Um presidente sofre uma derrota nas urnas e decide antecipar as eleições. Ele não é obrigado a isso e sabe que a manobra é arriscada, mas segue adiante porque prefere ter um aliado como primeiro-ministro. Quando sai o resultado do novo pleito, verifica-se que esse presidente perdeu de novo, mas para outro grupo político. Depois de muita hesitação, ele decide nomear um primeiro-ministro, mas ignora o resultado das urnas e aponta alguém ligado ao campo derrotado. Esse poderia ser o resumo de uma novela política ocorrida em uma república de bananas qualquer, vulnerável a aventuras autoritárias, mas estamos falando de um país situado no seio do poder ocidental: a França de Emmanuel Macron.
Em junho, Macron decidiu antecipar as eleições legislativas depois da vitória da extrema-direita no pleito para o Parlamento Europeu.
Vista desde o início como uma aposta de alto risco, uma vez que Macron não era obrigado a antecipar as eleições, a decisão do presidente centrista provou-se como tal.
Quem acabou vencendo o pleito para a Assembleia Nacional da França, realizado no início de julho, foi uma frente de esquerda.
Mas o resultado também não pode ser chamado de conclusivo.
A Nova Frente Popular (NFP, esquerda) amealhou 182 cadeiras. A coalizão centrista de Macron perdeu a maioria parlamentar, mas terminou com 168 assentos. Já a extrema-direita, representada pela Reunião Nacional e aliados, elegeu 143 deputados.
Pela regra, Macron deveria ter incumbido um representante da NFP para formar o governo.
Pessoas próximas do presidente francês dizem que os demais partidos representados na Assembleia Nacional avisaram de antemão que votariam contra a indicação de qualquer membro da NFP.
Seja como for, não será possível saber, uma vez que Macron não indicou nenhum representante da frente de esquerda para chefiar o governo desde a eleição.
Ao longo dos últimos quase dois meses, Macron também teria cogitado políticos de outras facções para a função, mas consultas aos partidos mostraram que nenhum deles seria aprovado se a indicação fosse a plenário.
Hoje, Macron indicou Michel Barnier para primeiro-ministro.
Político de perfil discreto e conservador, Barnier tem 73 anos e é mais conhecido internacionalmente por ter liderado as negociações do Brexit pelo lado da União Europeia (UE).
Se for aprovado pela Assembleia Nacional, Barnier será o primeiro-ministro mais velho a assumir o governo na França moderna — e sucederá justamente o mais jovem, Gabriel Attal, cuja renúncia foi recusada por Macron depois da eleição.

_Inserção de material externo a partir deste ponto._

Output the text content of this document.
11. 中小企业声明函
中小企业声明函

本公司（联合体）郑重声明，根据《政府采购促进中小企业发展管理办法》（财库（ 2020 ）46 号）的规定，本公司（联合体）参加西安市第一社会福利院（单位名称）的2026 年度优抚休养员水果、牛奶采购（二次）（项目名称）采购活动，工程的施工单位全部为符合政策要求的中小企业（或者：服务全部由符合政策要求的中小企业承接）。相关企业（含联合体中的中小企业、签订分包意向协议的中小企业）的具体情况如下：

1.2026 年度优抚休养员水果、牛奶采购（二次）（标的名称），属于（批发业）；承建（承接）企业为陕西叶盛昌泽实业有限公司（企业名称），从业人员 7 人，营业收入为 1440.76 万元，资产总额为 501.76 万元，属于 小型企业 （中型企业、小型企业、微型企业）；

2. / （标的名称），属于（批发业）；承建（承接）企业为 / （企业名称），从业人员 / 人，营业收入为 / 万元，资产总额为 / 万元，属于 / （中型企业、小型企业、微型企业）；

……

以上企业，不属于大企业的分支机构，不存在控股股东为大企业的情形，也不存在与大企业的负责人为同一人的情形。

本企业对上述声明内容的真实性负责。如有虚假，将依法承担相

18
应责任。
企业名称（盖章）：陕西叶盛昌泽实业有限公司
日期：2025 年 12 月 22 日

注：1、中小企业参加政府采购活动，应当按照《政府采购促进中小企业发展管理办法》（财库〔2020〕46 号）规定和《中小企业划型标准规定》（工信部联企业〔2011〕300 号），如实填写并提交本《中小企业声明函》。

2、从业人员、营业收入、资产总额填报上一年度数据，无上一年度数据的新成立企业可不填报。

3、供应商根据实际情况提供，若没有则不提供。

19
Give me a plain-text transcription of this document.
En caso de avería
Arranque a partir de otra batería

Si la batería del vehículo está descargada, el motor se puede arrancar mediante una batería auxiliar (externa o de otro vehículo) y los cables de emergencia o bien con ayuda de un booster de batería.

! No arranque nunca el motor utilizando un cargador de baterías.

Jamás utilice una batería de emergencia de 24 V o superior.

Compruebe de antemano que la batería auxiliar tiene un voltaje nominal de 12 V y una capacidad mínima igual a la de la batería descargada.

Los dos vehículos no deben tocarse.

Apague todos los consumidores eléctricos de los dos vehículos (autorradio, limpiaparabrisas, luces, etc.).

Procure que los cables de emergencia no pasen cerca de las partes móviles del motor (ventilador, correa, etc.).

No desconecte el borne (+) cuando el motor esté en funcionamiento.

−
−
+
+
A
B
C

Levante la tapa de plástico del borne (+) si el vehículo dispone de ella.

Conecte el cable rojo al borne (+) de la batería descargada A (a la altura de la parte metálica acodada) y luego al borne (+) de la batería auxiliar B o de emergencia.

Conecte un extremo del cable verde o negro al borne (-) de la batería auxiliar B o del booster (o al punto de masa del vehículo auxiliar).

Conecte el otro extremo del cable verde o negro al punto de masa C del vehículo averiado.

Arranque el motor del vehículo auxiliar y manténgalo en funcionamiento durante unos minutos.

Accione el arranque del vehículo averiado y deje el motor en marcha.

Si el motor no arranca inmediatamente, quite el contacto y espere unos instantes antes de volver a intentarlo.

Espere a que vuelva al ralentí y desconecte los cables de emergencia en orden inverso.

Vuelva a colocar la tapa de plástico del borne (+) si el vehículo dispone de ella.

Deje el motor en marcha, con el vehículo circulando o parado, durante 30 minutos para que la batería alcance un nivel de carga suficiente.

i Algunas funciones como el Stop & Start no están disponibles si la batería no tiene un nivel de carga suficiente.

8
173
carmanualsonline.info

As posições políticas de Barnier são parecidas com as de Macron, que tenta evitar a reversão de reformas promovidas por ele nos últimos anos, em especial a da previdência.
Caso a indicação seja aprovada, a expectativa é de que Barnier tenha um batismo de fogo, pois o prazo para que a Assembleia Nacional aprove o Orçamento de 2025 está próximo do fim.
O impasse persiste
Mas se a intenção declarada por Macron ao antecipar as eleições era dar mais “clareza” à sociedade em relação ao atual cenário político do país, a única certeza entre os franceses ainda é a de instabilidade política no horizonte.
Para que Barnier seja empossado, a aliança centrista de Macron precisará dos votos de extrema-direita.
Em princípio, a Reunião Nacional informou que não irá bloquear a indicação, mas avisou que o fará se suas exigências não forem atendidas.
A esquerda, por sua vez, se prepara para ir às ruas contra a indicação de Barnier.
“A eleição foi roubada”, disse Jean-Luc Melenchon, líder da NFP.
Mathilde Panot, líder da França Insubmissa, qualificou o comportamento de Macron como o de um “autocrata”.
“Ao nomear Michel Barnier, o presidente se recusa a respeitar a soberania popular e a escolha feita nas urnas. Contra esse golpe democrático inaceitável em uma democracia, junte-se a nós nas ruas em 7 de setembro”, disse ela.